The thing about Marvel 3 that makes it difficult for newer players to grasp, especially compared to something like SF4, is the pace at which things happen. Characters can apply mix-ups and get past your guard in the blink of an eye, one mistake can lead to the death of your character, and the eventual deaths of your other two characters upon their entry if you fail to guard against the incoming mix-up.
At this point in the game, people want you to practice your execution because that’s the first step to becoming proficient. If you can’t make your character do what you want, then you can’t play.
Marvel 3 is a difficult game for beginners to grasp because there’s so many varied situations in it that may not have intuitive ways of escaping, and that if you fail your character will die and your next character will have to successfully escape a mix up. Also, it is a game that requires combos, since it is so unforgiving, you yourself must be just as unforgiving of your opponent’s mistakes.
If you can, try to put up some footage of your gameplay onto YouTube. Even if it’s some ghetto shakey-cam stuff, it’ll still show what you need to iron out. From your posts, it’s probably every part of your skillset that needs tooling, but a video can help people point out specific things to work on.

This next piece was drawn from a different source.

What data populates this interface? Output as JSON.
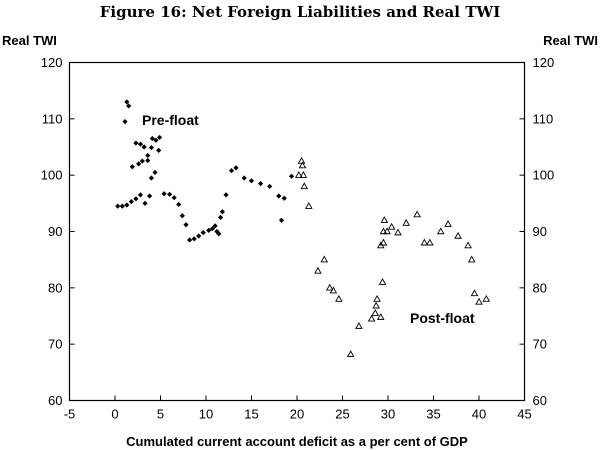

You’re over-thinking it. A cancel combo is when you combo 2 or more moves together by canceling the initial move(s). The LMHS combo (or if you have a PS3 and the button layout is set to default, Square, Triangle, Circle, X) is an example of a combo that utilizes canceling, since each subsequent attack cancels the animation of the last. For UMvC3 in general, all you have to do in order to cancel a move is to do the next move in the sequence. If a Ryu combo requires you to do a Hurricane Kick (quarter-circle back+attack button) and cancel it into a Shinkuu Hadouken (quarter-circle forward + 2 attack buttons), then you simply hit them with the Hurricane Kick, and while he’s still doing the Hurricane Kick, input the Shinkuu Hadouken. Ryu will immediately stop doing the first move and go into the second.
Fighting games are hard. There is no magic bullet, rarely is there any instant feeling of success or satisfaction. Yeah, a bit of a downer. Probably the best thing you could do is find a friend/a coach who does know how to play fighting games and have them help you along. You will probably progress faster and feel/see the progress more easily too.
The very basic basic basic umc3 guides on YouTube may be helpful to you(not good for anything other getting your toes wet.)